Because foreign arbitration clauses in bills of lading are not invalid under the Carriage of Goods by Sea Act (COGSA) in all circumstances, both the Federal Arbitration Act and COGSA may be given full effect.


A U.S.-based buyer contracted with a Moroccan fruit supplier for shipload of oranges to be sent to Massachusetts. The ship carrying the oranges was defendant M/V Sky Reefer ("Ship"), which was owned by defendant M. H. Maritima, S. A., and time-chartered to a Japanese company, which loaded and stowed the cargo. The bill of lading contained an arbitration provision setting Tokyo as the place for arbitration and a choice of law provision providing that Japanese law governed any dispute. Once at Massachusetts, the buyer discovered over $1 million in damages to the oranges. The buyer received $ 733,442.90 compensation from plaintiff Vimar Seguros y Reaseguros ("Vimar"), which was the buyer's marine cargo insurer. Vimar and the buyer filed a lawsuit in federal district court in Massachusetts against Maritima and the Ship under the bill of lading. Defendants filed a motion to stay the action and compel arbitration under both the bill of lading and § 3 of the Federal Arbitration Act ("FAA") requiring courts to enforce arbitration agreements covered by the FAA. Vimar argued that the arbitration clause was unenforceable under the FAA because it violated § 3(8) of the Carriage of Goods by Sea Act ("COGSA"), 46 U.S.C.S. App. § 1300 et seq. The district court granted the motion to stay and to compel arbitration, retained jurisdiction pending arbitration, and certified for interlocutory appeal its ruling on the motion to compel arbitration. The court of appeals affirmed. Vimar was granted a writ of certiorari.


Did the COGSA nullify the foreign arbitration clause contained in parties' maritime bill of lading?

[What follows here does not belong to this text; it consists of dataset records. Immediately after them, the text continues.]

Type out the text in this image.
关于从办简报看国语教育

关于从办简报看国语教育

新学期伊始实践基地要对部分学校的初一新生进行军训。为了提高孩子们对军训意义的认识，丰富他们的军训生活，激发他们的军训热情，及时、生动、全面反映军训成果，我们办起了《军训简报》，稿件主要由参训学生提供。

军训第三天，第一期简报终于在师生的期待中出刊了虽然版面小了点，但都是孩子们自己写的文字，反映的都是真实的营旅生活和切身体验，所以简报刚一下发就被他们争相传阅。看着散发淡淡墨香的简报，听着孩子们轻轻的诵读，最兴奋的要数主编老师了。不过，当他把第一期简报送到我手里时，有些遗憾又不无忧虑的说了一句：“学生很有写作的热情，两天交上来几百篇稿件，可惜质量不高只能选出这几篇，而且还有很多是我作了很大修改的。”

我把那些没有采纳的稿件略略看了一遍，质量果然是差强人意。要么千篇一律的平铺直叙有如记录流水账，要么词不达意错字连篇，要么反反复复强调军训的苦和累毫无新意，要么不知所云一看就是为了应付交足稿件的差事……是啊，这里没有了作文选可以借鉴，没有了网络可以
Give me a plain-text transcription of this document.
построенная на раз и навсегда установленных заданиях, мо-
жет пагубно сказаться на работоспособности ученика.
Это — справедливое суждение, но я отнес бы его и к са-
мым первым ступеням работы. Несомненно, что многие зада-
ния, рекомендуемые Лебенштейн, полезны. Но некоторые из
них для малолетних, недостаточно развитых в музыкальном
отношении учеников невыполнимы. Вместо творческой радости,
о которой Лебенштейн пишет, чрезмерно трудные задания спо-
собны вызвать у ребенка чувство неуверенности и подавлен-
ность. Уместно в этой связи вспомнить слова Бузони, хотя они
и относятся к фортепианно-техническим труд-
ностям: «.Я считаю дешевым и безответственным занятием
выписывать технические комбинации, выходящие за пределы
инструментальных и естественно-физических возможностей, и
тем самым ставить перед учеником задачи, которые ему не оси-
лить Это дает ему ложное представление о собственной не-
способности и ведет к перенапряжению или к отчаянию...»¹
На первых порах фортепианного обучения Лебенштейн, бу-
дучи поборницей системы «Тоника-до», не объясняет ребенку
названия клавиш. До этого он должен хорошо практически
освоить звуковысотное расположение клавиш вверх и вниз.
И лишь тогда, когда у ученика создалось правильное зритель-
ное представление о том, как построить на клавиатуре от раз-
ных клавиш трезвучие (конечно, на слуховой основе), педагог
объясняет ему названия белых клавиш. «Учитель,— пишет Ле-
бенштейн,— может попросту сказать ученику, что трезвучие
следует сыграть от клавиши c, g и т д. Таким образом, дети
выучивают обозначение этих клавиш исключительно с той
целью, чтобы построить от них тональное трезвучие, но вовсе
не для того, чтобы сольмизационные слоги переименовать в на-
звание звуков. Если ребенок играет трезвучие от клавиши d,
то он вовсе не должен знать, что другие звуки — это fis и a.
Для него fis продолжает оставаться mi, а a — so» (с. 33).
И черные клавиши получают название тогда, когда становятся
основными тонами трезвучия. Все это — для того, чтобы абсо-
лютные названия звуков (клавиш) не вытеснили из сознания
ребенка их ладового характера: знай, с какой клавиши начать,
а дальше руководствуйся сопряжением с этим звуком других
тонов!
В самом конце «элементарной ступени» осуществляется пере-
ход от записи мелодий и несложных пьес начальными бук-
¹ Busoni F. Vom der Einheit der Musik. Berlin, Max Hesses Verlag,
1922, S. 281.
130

The Supreme Court of the United States affirmed the appellate court's judgment that affirmed the order compelling arbitration; the case was remanded for further proceedings. The Court ruled, inter alia, that because the increased cost of litigating in a distant forum did not "lessen liability" as those terms were used in § 3(8), COGSA did not forbid selection of a foreign forum. The relevant provisions of the COGSA and the FAA were in accord, not in conflict, and both could be given full effect, the Court ruled.